12.   Windows Server 2008
Dirilis pada tanggal 27 Februari 2008. Windows Server 2008, adalah sebuah versi baru Windows Server, yang dijadwalkan untuk dirilis pada tanggal 27 Februari 2008. Pada saat pengembangannya, Windows Server memiliki nama kode "Windows Server Codenamed Longhorn." Windows Server 2008 dibangun di atas beberapa keunggulan teknologi dan keamanan yang pada awalnya diperkenalkan dengan Windows Vista, dan ditujukan agar bisa lebih modular secara signifikan, ketimbang pendahulunya, Windows Server 2003. Windows 2008 merupakan pengembangan dari windows server 2003, dalam windows 2008 mempunyai system keamanan yang lebih tangguh dibanding windows 2003, meskipun dikembangkan oleh Microsoft, namun dalam windows 2008 juga terdapat layanan untuk Machintos, selain itu di windows 2008 ini juga terdapat layanan power shell yang berarti administrator mampu memantau di jaringan dari jarak jauh, tapi masih terdapat juga kekurangannya yaitu browser yang menggunakan java scrip berjalan dengan sangat lambat.

13.   Windows 7
Rilis selanjutnya setelah Windows Vista adalah Windows 7, yang sebelumnya dikenal dengan sebutan Blackcomb dan Vienna. Saat pertama kali dirilis, Windows ini memiliki kernel NT versi 6.1 build 7600, yaitu perbaikan dari Windows Vista dimana saat rilis pertama memiliki kernel NT 6.0 build 6000. Windows 7 yang dirilis pada tanggal 22 Oktober 2009 ini memiliki keamanan dan fitur yang baru, diantaranya adalah: Jump List, Taskbar yang membuka program dengan tampilan kecil, Windows Media Player 12, Internet Explorer 8, dan lain-lain. Beberapa fitur yang unik adalah Sidebar yang berganti nama menjadi Gadget dan bebas ditaruh kemana-mana pada desktop (tidak seperti Sidebar yang hanya bisa diletakkan di tempat tertentu). Fitur itu membuat Windows 7 menjadi menarik. Spesifikasi Windows 7 lebih ringan dan harganya juga lebih murah dari pada Windows Vista. Sama seperti Windows Vista, Windows 7 juga terdiri 6 edisi yaitu:
Ø  Windows 7 Starter
Ø  Windows 7 Home Basic
Ø  Windows 7 Home Premium
Ø  Windows 7 Professional
Ø  Windows 7 Ultimate
Ø  Windows 7 Enterprise

14.   Windows 8
Windows 8 adalah versi selanjutnya dari Microsoft Windows, serangkaian sistem operasi yang diproduksi oleh Microsoft untuk digunakan pada komputer pribadi, termasuk komputer rumah dan bisnis, laptop, netbook, tablet PC, server, dan PC pusat media.

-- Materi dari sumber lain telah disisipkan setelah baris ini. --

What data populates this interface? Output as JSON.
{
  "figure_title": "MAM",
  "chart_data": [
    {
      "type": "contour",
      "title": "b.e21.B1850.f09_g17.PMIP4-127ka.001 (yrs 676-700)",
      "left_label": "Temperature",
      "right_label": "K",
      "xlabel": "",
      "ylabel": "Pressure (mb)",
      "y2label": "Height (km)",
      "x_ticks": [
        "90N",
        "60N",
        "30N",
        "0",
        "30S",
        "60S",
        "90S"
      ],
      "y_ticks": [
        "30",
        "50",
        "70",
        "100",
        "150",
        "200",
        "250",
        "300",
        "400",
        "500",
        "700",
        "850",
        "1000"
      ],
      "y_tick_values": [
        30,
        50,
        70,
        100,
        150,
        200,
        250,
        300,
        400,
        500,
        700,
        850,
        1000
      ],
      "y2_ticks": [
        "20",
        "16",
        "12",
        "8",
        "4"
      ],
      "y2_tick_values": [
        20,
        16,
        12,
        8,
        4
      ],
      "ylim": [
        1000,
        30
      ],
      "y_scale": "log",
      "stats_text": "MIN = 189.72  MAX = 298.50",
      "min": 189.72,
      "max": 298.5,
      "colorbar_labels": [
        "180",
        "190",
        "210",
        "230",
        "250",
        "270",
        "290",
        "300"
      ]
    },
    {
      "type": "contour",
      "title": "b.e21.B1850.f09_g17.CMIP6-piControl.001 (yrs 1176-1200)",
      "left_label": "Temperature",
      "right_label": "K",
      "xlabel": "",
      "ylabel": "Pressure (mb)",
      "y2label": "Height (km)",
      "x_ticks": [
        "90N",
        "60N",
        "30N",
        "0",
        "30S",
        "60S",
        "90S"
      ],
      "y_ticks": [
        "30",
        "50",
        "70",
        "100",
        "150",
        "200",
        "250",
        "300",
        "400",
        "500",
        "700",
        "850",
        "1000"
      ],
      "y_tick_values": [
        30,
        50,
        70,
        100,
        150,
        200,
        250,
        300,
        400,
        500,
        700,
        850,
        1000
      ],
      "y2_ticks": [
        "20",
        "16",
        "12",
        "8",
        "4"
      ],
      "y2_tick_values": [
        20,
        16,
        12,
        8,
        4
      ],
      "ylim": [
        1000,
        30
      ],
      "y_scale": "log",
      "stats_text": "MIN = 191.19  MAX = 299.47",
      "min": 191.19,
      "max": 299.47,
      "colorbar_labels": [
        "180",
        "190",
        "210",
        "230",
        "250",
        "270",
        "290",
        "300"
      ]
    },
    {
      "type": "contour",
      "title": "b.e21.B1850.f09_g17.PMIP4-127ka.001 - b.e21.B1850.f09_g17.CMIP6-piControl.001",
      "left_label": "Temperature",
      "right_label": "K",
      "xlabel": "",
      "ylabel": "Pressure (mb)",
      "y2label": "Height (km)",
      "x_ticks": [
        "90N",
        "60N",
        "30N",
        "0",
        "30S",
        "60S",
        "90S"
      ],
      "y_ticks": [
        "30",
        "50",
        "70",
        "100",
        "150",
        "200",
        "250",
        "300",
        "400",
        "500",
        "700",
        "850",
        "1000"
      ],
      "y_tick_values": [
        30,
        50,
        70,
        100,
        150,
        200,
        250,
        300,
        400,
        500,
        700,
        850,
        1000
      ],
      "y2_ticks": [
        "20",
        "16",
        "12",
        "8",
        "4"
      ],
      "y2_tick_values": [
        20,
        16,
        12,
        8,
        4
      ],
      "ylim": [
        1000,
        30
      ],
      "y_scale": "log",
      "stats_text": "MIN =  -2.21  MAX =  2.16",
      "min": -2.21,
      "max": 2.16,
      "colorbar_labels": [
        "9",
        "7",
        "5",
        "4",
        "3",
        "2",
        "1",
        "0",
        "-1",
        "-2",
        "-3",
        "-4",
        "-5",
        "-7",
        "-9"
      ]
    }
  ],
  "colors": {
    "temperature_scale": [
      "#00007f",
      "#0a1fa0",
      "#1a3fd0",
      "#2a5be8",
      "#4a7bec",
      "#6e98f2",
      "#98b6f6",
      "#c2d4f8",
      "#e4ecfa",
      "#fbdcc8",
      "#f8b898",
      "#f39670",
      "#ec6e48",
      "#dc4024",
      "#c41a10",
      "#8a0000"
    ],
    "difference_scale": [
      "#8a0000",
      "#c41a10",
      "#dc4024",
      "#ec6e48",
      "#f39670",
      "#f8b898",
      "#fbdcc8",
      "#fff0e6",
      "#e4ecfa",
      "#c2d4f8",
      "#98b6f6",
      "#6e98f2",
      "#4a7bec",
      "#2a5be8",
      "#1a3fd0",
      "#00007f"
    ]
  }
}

Yakni salah satu metode untuk mencapai hal tersebut adalah dengan mengurangi beban pemakaian RAM di dalam Operating System. Penghematan penggunaan RAM di Windows 8 dipastikan dapat secara signifikan memperpanjang penggunaan PC yang memakai baterai (laptop ataupun tablet PC) karena RAM merupakan salah satu komponen di komputer yang paling banyak memakai arus listrik.

Sistem operasi ini menggunakan mikroprosesor ARM selain mikroprosesor x86 tradisional buatan Intel dan AMD. Antarmuka penggunanya diubah agar mampu digunakan pada peralatan layar sentuh selain mouse dan keyboard. Sehingga Windows 8 di desain untuk perangkat Tablet sentuh.